Family: (Laridae) Gulls, Terns and Allies
Preferred Habitat: Beaches and salt marshes.
Seasonal Occurrence: Abundant throughout the year.
Notes: Laughing Gulls are medium-sized gulls that are gray above and white below. Summer adults have a black head, broken white eye ring, red bill and legs. Winter adults have a white head with pale gray streaking on the back, black bill and legs. Immature birds are browner overall and more subtly patterned than adults; they take 3 years to gain adult plumage.
Laughing gulls are the most common gull species breeding along the Texas coast in summer; 68,000 pairs nest in Texas each year. Colonial nesters, Laughing Gulls nest on the ground on saltmarshes, on islands, and on sandy beaches along the gulf coast. Young are born in June or July and when they are able to fly well, they head to the Pacific Coast of Mexico or Central America. They return to Texas to breed when they are 3 years old.
Laughing Gulls are very vocal birds. Their species name is cachinnans which is Latin for “laughing aloud.” Their common call is a loud, descending series of laughing notes, ha-ha-ha-ha-ha.
Profile by Jamie Waltenburg: The Laughing Gull is a medium sized gull. They have an average body length of 15 inches and wingspan that ranges from 39-43 inches. While they have a variety of sounds, their name comes from the laugh-like courtship calls that can be heard along most coasts that border the Gulf or Atlantic.
When they sport their breeding plumage, their entire heads are coal black except the white circles around the eye and a reddish beak. When not in breeding plumage they are mostly white. The portions that can be used to identify them in non-breeding plumage are the small white dots on their primary feathers as well as some black smudges behind the eye and a heather grey back. Laughing Gulls are coastal birds working the shore for food. They can also be seen hovering to catch small insects. They eat a wide variety of foods including crab, refuse, fish, crab eggs, as well as other birds eggs.

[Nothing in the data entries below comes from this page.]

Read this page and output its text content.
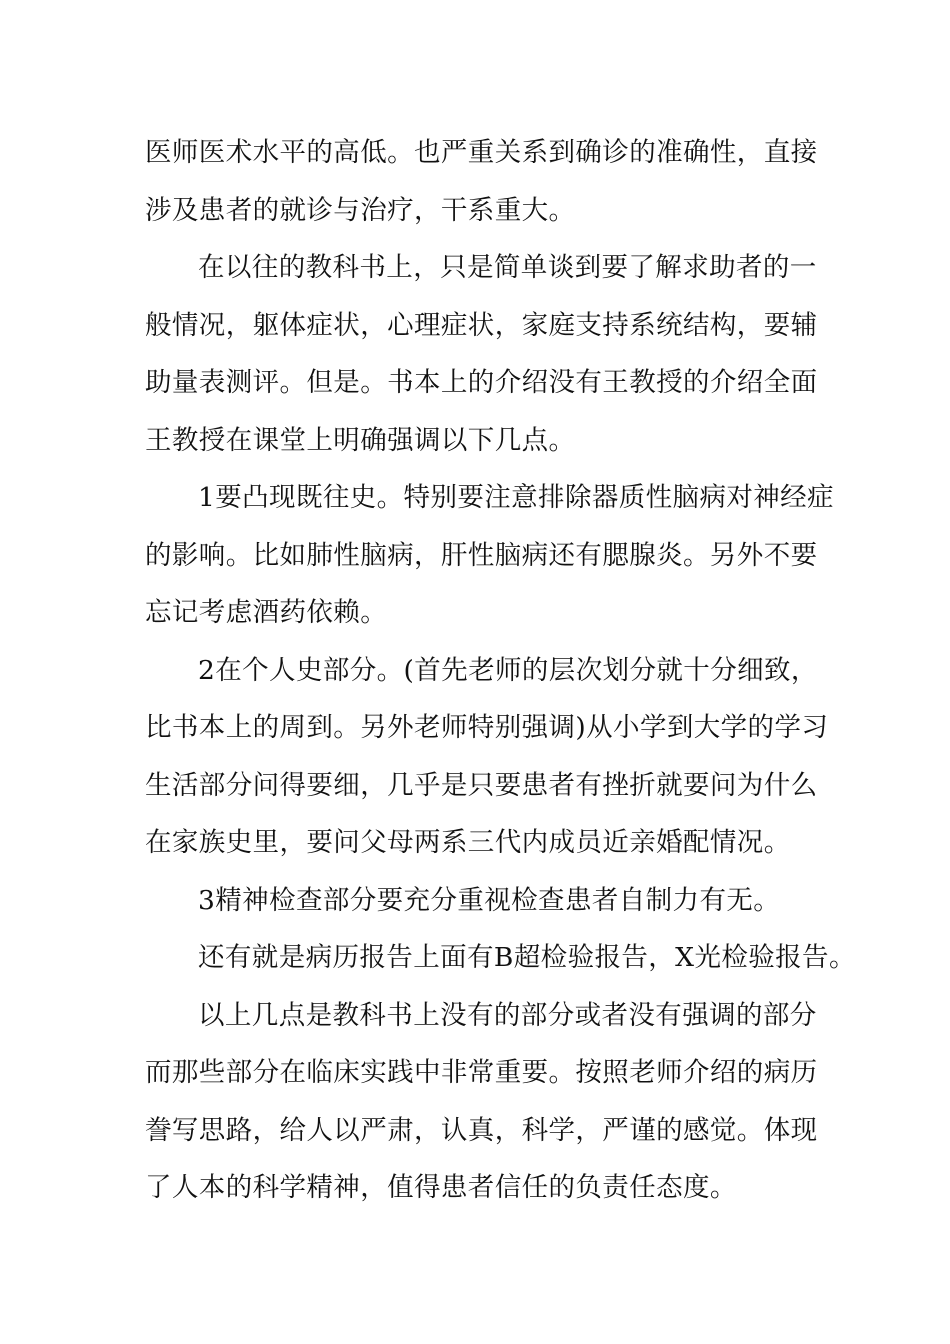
医师医术水平的高低。也严重关系到确诊的准确性，直接
涉及患者的就诊与治疗，干系重大。
在以往的教科书上，只是简单谈到要了解求助者的一
般情况，躯体症状，心理症状，家庭支持系统结构，要辅
助量表测评。但是。书本上的介绍没有王教授的介绍全面
王教授在课堂上明确强调以下几点。
1要凸现既往史。特别要注意排除器质性脑病对神经症
的影响。比如肺性脑病，肝性脑病还有腮腺炎。另外不要
忘记考虑酒药依赖。
2在个人史部分。(首先老师的层次划分就十分细致，
比书本上的周到。另外老师特别强调)从小学到大学的学习
生活部分问得要细，几乎是只要患者有挫折就要问为什么
在家族史里，要问父母两系三代内成员近亲婚配情况。
3精神检查部分要充分重视检查患者自制力有无。
还有就是病历报告上面有B超检验报告，X光检验报告。
以上几点是教科书上没有的部分或者没有强调的部分
而那些部分在临床实践中非常重要。按照老师介绍的病历
誊写思路，给人以严肃，认真，科学，严谨的感觉。体现
了人本的科学精神，值得患者信任的负责任态度。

Both male and female build the nest, with the female intertwining it with the live vegetation that surrounds it so that, in the event of a flood, it will not float away. If a flood does occur, the parents will continue adding material to the nest until the eggs are above the flood line. In addition, to ensure that all three eggs in a typical brood will hatch, the parents will remove broken eggshells from the nest.